Keke portrays Zayday Williams, a witty Oakland-bred college freshman with a genius-level IQ pledging to be a part of the Kappa Kappa Tau Sorority.
She chalks up the skepticism to the writers and creators producing content that allows the cast to “have fun, joke and play on things that matter to millennials today, [while] at the same time giving you something grounded at the end of it all.”
She also encourages viewers to get to know the characters. “As the show develops more, people will see that the characters are not at all what you would think of at face value.”
Taking a break from shooting in New Orleans, the upbeat 22-year-old talks to JET about the critical eye when it comes to Black and Brown faces in mainstream television and what she’s loving about her involvement in Scream Queens.
JET:What are you enjoying about this character?
Keke Palmer: I’m just enjoying being able to do comedy again. I did a little bit of it on True Jackson VP. So it’s good to kind of transfer some of that into Scream Queens, which is much broader and more of a satire.
JET: Speaking of comedy, you get to work with Niecy Nash. Can you discuss what you all may be learning from each other in the comedic sphere?
Keke Palmer: I learned a lot from Niecy, because she’s been doing this for a while, especially in the improv realm. So I watch her and see where she pulls from. We play off each other a lot. The more comfortable I became with improv, the more fun we were able to have. She and I want to do a film together — something where we can do more of that comedy style. We had fun and it seems like the fans enjoyed it too!
JET: Scream Queens has been receiving flack due to some of the racial undertones noticed by viewers. Do you find that, as a Black actress, especially with the space we’re in when it comes to Black and Brown faces gaining more recognition in mainstream Hollywood, the script is pushing limits a bit when it comes to racial stereotypes?
Keke Palmer: I don’t think that they’re not necessarily pushing the limit. But I don’t think they’re doing it to only my character. I think they do it to everybody. I think all the characters have their moments where you’d consider it to be “stereotypes.” But ultimately, everything is done in good fun. I don’t feel like when I’m watching the show it’s, ‘Oh my God, Zany is so stereotypical’ or anything like that.
JET: Do you think that because of the lack of diversity in Hollywood, there’s critical attention being paid to Black and Brown entertainers and creatives?

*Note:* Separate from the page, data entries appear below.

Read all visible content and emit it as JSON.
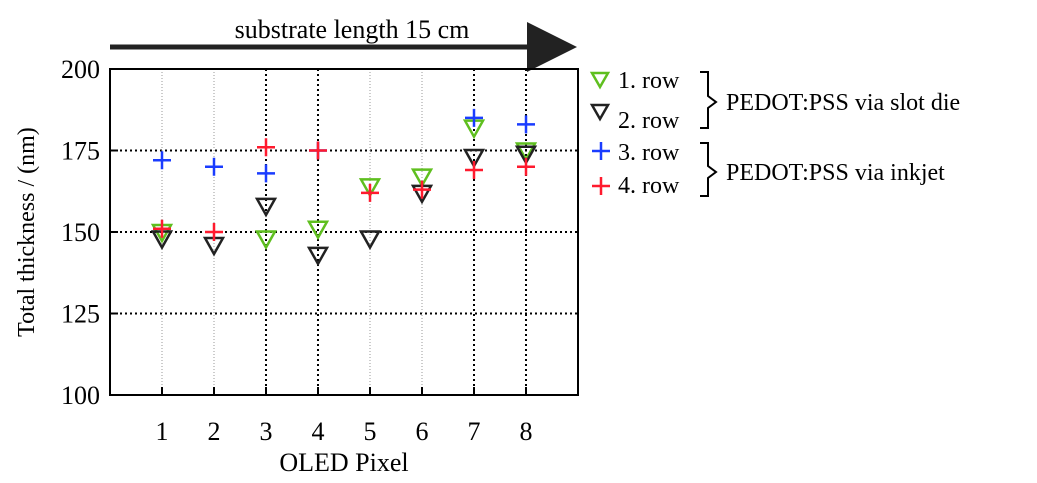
{
  "chart_data": {
    "type": "scatter",
    "top_annotation": "substrate length 15 cm",
    "xlabel": "OLED Pixel",
    "ylabel": "Total thickness / (nm)",
    "x_ticks": [
      1,
      2,
      3,
      4,
      5,
      6,
      7,
      8
    ],
    "y_ticks": [
      100,
      125,
      150,
      175,
      200
    ],
    "xlim": [
      0,
      9
    ],
    "ylim": [
      100,
      200
    ],
    "colors": {
      "row1": "#5fbf1f",
      "row2": "#222222",
      "row3": "#1a3cff",
      "row4": "#ff1a2e"
    },
    "series": [
      {
        "name": "1. row",
        "marker": "triangle-down",
        "color": "#5fbf1f",
        "x": [
          1,
          3,
          4,
          5,
          6,
          7,
          8
        ],
        "y": [
          150,
          148,
          151,
          164,
          167,
          182,
          175
        ]
      },
      {
        "name": "2. row",
        "marker": "triangle-down",
        "color": "#222222",
        "x": [
          1,
          2,
          3,
          4,
          5,
          6,
          7,
          8
        ],
        "y": [
          148,
          146,
          158,
          143,
          148,
          162,
          173,
          174
        ]
      },
      {
        "name": "3. row",
        "marker": "plus",
        "color": "#1a3cff",
        "x": [
          1,
          2,
          3,
          4,
          7,
          8
        ],
        "y": [
          172,
          170,
          168,
          175,
          185,
          183
        ]
      },
      {
        "name": "4. row",
        "marker": "plus",
        "color": "#ff1a2e",
        "x": [
          1,
          2,
          3,
          4,
          5,
          6,
          7,
          8
        ],
        "y": [
          151,
          150,
          176,
          175,
          162,
          163,
          169,
          170
        ]
      }
    ],
    "legend_groups": [
      {
        "label": "PEDOT:PSS via slot die",
        "members": [
          "1. row",
          "2. row"
        ]
      },
      {
        "label": "PEDOT:PSS via inkjet",
        "members": [
          "3. row",
          "4. row"
        ]
      }
    ],
    "legend_position": "right"
  }
}
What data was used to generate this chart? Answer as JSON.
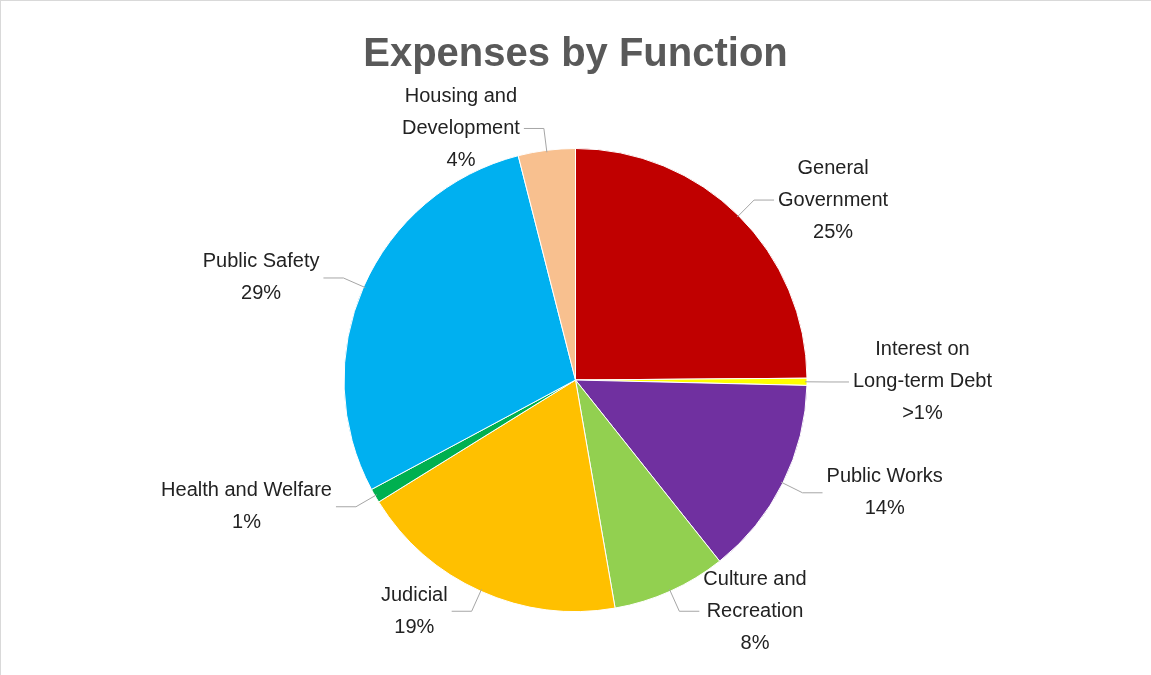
{
  "chart_data": {
    "type": "pie",
    "title": "Expenses by Function",
    "categories": [
      "General Government",
      "Interest on Long-term Debt",
      "Public Works",
      "Culture and Recreation",
      "Judicial",
      "Health and Welfare",
      "Public Safety",
      "Housing and Development"
    ],
    "values": [
      25,
      0.5,
      14,
      8,
      19,
      1,
      29,
      4
    ],
    "value_labels": [
      "25%",
      ">1%",
      "14%",
      "8%",
      "19%",
      "1%",
      "29%",
      "4%"
    ],
    "colors": [
      "#c00000",
      "#ffff00",
      "#7030a0",
      "#92d050",
      "#ffc000",
      "#00b050",
      "#00b0f0",
      "#f8c08f"
    ]
  }
}
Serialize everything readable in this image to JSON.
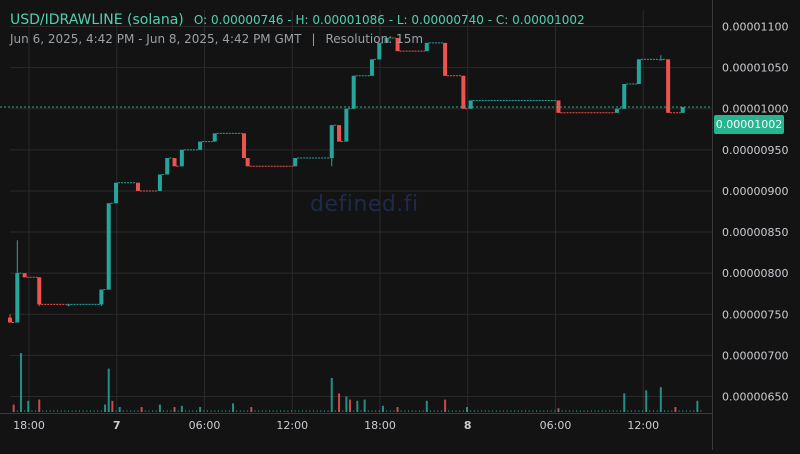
{
  "header": {
    "pair": "USD/IDRAWLINE (solana)",
    "ohlc": "O: 0.00000746 - H: 0.00001086 - L: 0.00000740 - C: 0.00001002",
    "range": "Jun 6, 2025, 4:42 PM - Jun 8, 2025, 4:42 PM GMT",
    "separator": "|",
    "resolution": "Resolution: 15m"
  },
  "watermark": "defined.fi",
  "colors": {
    "background": "#131313",
    "grid": "#2a2a2a",
    "up": "#26a69a",
    "down": "#ef5350",
    "price_line": "#26b58f",
    "axis_text": "#c9ccd1"
  },
  "chart_data": {
    "type": "candlestick",
    "y_axis": {
      "ticks": [
        6.5e-06,
        7e-06,
        7.5e-06,
        8e-06,
        8.5e-06,
        9e-06,
        9.5e-06,
        1e-05,
        1.05e-05,
        1.1e-05
      ],
      "tick_labels": [
        "0.00000650",
        "0.00000700",
        "0.00000750",
        "0.00000800",
        "0.00000850",
        "0.00000900",
        "0.00000950",
        "0.00001000",
        "0.00001050",
        "0.00001100"
      ],
      "range": [
        6.3e-06,
        1.12e-05
      ],
      "current_price": 1.002e-05,
      "current_price_label": "0.00001002"
    },
    "x_axis": {
      "tick_labels": [
        "18:00",
        "7",
        "06:00",
        "12:00",
        "18:00",
        "8",
        "06:00",
        "12:00"
      ],
      "tick_hours": [
        1.3,
        7.3,
        13.3,
        19.3,
        25.3,
        31.3,
        37.3,
        43.3
      ],
      "bold_labels": [
        "7",
        "8"
      ],
      "hour_range": [
        0,
        48
      ]
    },
    "candles": [
      {
        "t": 0.0,
        "o": 7.46e-06,
        "c": 7.4e-06,
        "h": 7.5e-06,
        "l": 7.4e-06
      },
      {
        "t": 0.5,
        "o": 7.4e-06,
        "c": 8e-06,
        "h": 8.4e-06,
        "l": 7.4e-06
      },
      {
        "t": 1.0,
        "o": 8e-06,
        "c": 7.95e-06,
        "h": 8e-06,
        "l": 7.95e-06
      },
      {
        "t": 2.0,
        "o": 7.95e-06,
        "c": 7.62e-06,
        "h": 7.95e-06,
        "l": 7.6e-06
      },
      {
        "t": 4.0,
        "o": 7.62e-06,
        "c": 7.62e-06,
        "h": 7.63e-06,
        "l": 7.6e-06
      },
      {
        "t": 6.25,
        "o": 7.62e-06,
        "c": 7.8e-06,
        "h": 7.8e-06,
        "l": 7.6e-06
      },
      {
        "t": 6.75,
        "o": 7.8e-06,
        "c": 8.85e-06,
        "h": 8.85e-06,
        "l": 7.8e-06
      },
      {
        "t": 7.25,
        "o": 8.85e-06,
        "c": 9.1e-06,
        "h": 9.1e-06,
        "l": 8.85e-06
      },
      {
        "t": 8.75,
        "o": 9.1e-06,
        "c": 9e-06,
        "h": 9.1e-06,
        "l": 9e-06
      },
      {
        "t": 10.25,
        "o": 9e-06,
        "c": 9.2e-06,
        "h": 9.2e-06,
        "l": 9e-06
      },
      {
        "t": 10.75,
        "o": 9.2e-06,
        "c": 9.4e-06,
        "h": 9.4e-06,
        "l": 9.2e-06
      },
      {
        "t": 11.25,
        "o": 9.4e-06,
        "c": 9.3e-06,
        "h": 9.4e-06,
        "l": 9.3e-06
      },
      {
        "t": 11.75,
        "o": 9.3e-06,
        "c": 9.5e-06,
        "h": 9.5e-06,
        "l": 9.3e-06
      },
      {
        "t": 13.0,
        "o": 9.5e-06,
        "c": 9.6e-06,
        "h": 9.6e-06,
        "l": 9.5e-06
      },
      {
        "t": 14.0,
        "o": 9.6e-06,
        "c": 9.7e-06,
        "h": 9.7e-06,
        "l": 9.6e-06
      },
      {
        "t": 16.0,
        "o": 9.7e-06,
        "c": 9.4e-06,
        "h": 9.7e-06,
        "l": 9.4e-06
      },
      {
        "t": 16.25,
        "o": 9.4e-06,
        "c": 9.3e-06,
        "h": 9.4e-06,
        "l": 9.3e-06
      },
      {
        "t": 19.5,
        "o": 9.3e-06,
        "c": 9.4e-06,
        "h": 9.4e-06,
        "l": 9.3e-06
      },
      {
        "t": 22.0,
        "o": 9.4e-06,
        "c": 9.8e-06,
        "h": 9.8e-06,
        "l": 9.3e-06
      },
      {
        "t": 22.5,
        "o": 9.8e-06,
        "c": 9.6e-06,
        "h": 9.8e-06,
        "l": 9.6e-06
      },
      {
        "t": 23.0,
        "o": 9.6e-06,
        "c": 1e-05,
        "h": 1e-05,
        "l": 9.6e-06
      },
      {
        "t": 23.5,
        "o": 1e-05,
        "c": 1.04e-05,
        "h": 1.04e-05,
        "l": 1e-05
      },
      {
        "t": 24.75,
        "o": 1.04e-05,
        "c": 1.06e-05,
        "h": 1.06e-05,
        "l": 1.04e-05
      },
      {
        "t": 25.25,
        "o": 1.06e-05,
        "c": 1.08e-05,
        "h": 1.08e-05,
        "l": 1.06e-05
      },
      {
        "t": 25.75,
        "o": 1.08e-05,
        "c": 1.086e-05,
        "h": 1.086e-05,
        "l": 1.08e-05
      },
      {
        "t": 26.5,
        "o": 1.086e-05,
        "c": 1.07e-05,
        "h": 1.086e-05,
        "l": 1.07e-05
      },
      {
        "t": 28.5,
        "o": 1.07e-05,
        "c": 1.08e-05,
        "h": 1.08e-05,
        "l": 1.07e-05
      },
      {
        "t": 29.75,
        "o": 1.08e-05,
        "c": 1.04e-05,
        "h": 1.08e-05,
        "l": 1.04e-05
      },
      {
        "t": 31.0,
        "o": 1.04e-05,
        "c": 1e-05,
        "h": 1.04e-05,
        "l": 1e-05
      },
      {
        "t": 31.5,
        "o": 1e-05,
        "c": 1.01e-05,
        "h": 1.01e-05,
        "l": 1e-05
      },
      {
        "t": 37.5,
        "o": 1.01e-05,
        "c": 9.95e-06,
        "h": 1.01e-05,
        "l": 9.95e-06
      },
      {
        "t": 41.5,
        "o": 9.95e-06,
        "c": 1e-05,
        "h": 1e-05,
        "l": 9.95e-06
      },
      {
        "t": 42.0,
        "o": 1e-05,
        "c": 1.03e-05,
        "h": 1.03e-05,
        "l": 1e-05
      },
      {
        "t": 43.0,
        "o": 1.03e-05,
        "c": 1.06e-05,
        "h": 1.06e-05,
        "l": 1.03e-05
      },
      {
        "t": 44.5,
        "o": 1.06e-05,
        "c": 1.06e-05,
        "h": 1.065e-05,
        "l": 1.06e-05
      },
      {
        "t": 45.0,
        "o": 1.06e-05,
        "c": 9.95e-06,
        "h": 1.06e-05,
        "l": 9.95e-06
      },
      {
        "t": 46.0,
        "o": 9.95e-06,
        "c": 1.002e-05,
        "h": 1.002e-05,
        "l": 9.95e-06
      }
    ],
    "volume": [
      {
        "t": 0.25,
        "v": 0.12,
        "d": "down"
      },
      {
        "t": 0.75,
        "v": 0.95,
        "d": "up"
      },
      {
        "t": 1.25,
        "v": 0.18,
        "d": "up"
      },
      {
        "t": 2.0,
        "v": 0.2,
        "d": "down"
      },
      {
        "t": 6.5,
        "v": 0.12,
        "d": "up"
      },
      {
        "t": 6.75,
        "v": 0.7,
        "d": "up"
      },
      {
        "t": 7.0,
        "v": 0.18,
        "d": "down"
      },
      {
        "t": 7.5,
        "v": 0.08,
        "d": "up"
      },
      {
        "t": 9.0,
        "v": 0.08,
        "d": "down"
      },
      {
        "t": 10.25,
        "v": 0.12,
        "d": "up"
      },
      {
        "t": 11.25,
        "v": 0.08,
        "d": "down"
      },
      {
        "t": 11.75,
        "v": 0.1,
        "d": "up"
      },
      {
        "t": 13.0,
        "v": 0.08,
        "d": "up"
      },
      {
        "t": 15.25,
        "v": 0.14,
        "d": "up"
      },
      {
        "t": 16.5,
        "v": 0.08,
        "d": "down"
      },
      {
        "t": 22.0,
        "v": 0.55,
        "d": "up"
      },
      {
        "t": 22.5,
        "v": 0.3,
        "d": "down"
      },
      {
        "t": 23.0,
        "v": 0.25,
        "d": "up"
      },
      {
        "t": 23.25,
        "v": 0.2,
        "d": "down"
      },
      {
        "t": 23.75,
        "v": 0.18,
        "d": "up"
      },
      {
        "t": 24.25,
        "v": 0.2,
        "d": "up"
      },
      {
        "t": 25.5,
        "v": 0.1,
        "d": "up"
      },
      {
        "t": 26.5,
        "v": 0.08,
        "d": "down"
      },
      {
        "t": 28.5,
        "v": 0.18,
        "d": "up"
      },
      {
        "t": 29.75,
        "v": 0.2,
        "d": "down"
      },
      {
        "t": 31.25,
        "v": 0.08,
        "d": "up"
      },
      {
        "t": 37.5,
        "v": 0.06,
        "d": "down"
      },
      {
        "t": 42.0,
        "v": 0.3,
        "d": "up"
      },
      {
        "t": 43.5,
        "v": 0.35,
        "d": "up"
      },
      {
        "t": 44.5,
        "v": 0.4,
        "d": "up"
      },
      {
        "t": 45.5,
        "v": 0.08,
        "d": "down"
      },
      {
        "t": 47.0,
        "v": 0.18,
        "d": "up"
      }
    ]
  }
}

Keke Palmer: Naturally, you’re sensitive to the things you take personally. As African American people, that’s reality. We don’t often get to see ourselves on television or doing something positive. That’s been for a while now. Having said that, we’re at a time now where we get to see, not only a lot of African-American people on television, but a lot of African-American women on television playing strong roles. And coming with that, people are going to be extra critical on certain things because this is the first time in a long time we’re getting to see some of that. We want to make sure it’s perfect. So, ultimately, we’re characters and playing roles and they’re going to have flaws just like humans have flaws. You have to really be able to look at a show and see the different stages of it before you can really say that something is being unfair or stereotypical.
JET: Switching it up. Halloween is approaching! Can you describe one of your most memorable Halloween moments?
Keke Palmer: I have one that my dad did to me when I was 11 or 12. I was really scared about Candyman. My dad literally went in the bathroom and said, ‘OK, I’m just going to go do it.’ So he said “Candyman” in the mirror five times and goes into the bathroom, closes the door, and starts screaming uncontrollably acting like he was about to get killed and stuff, and it scared the hell out of me!
Another moment where I wanted to be frightened [was when] me and my friends went to House of Horror night, and that was a lot of fun! You go and get to see the museum of all these different movies and a bunch of people come out trying to scare you. After a while, my friend started working there so it stopped being really scary to me, but when I went for the first time, it was very scary.
Scream Queens airs Tuesday nights, 9/8c on Fox.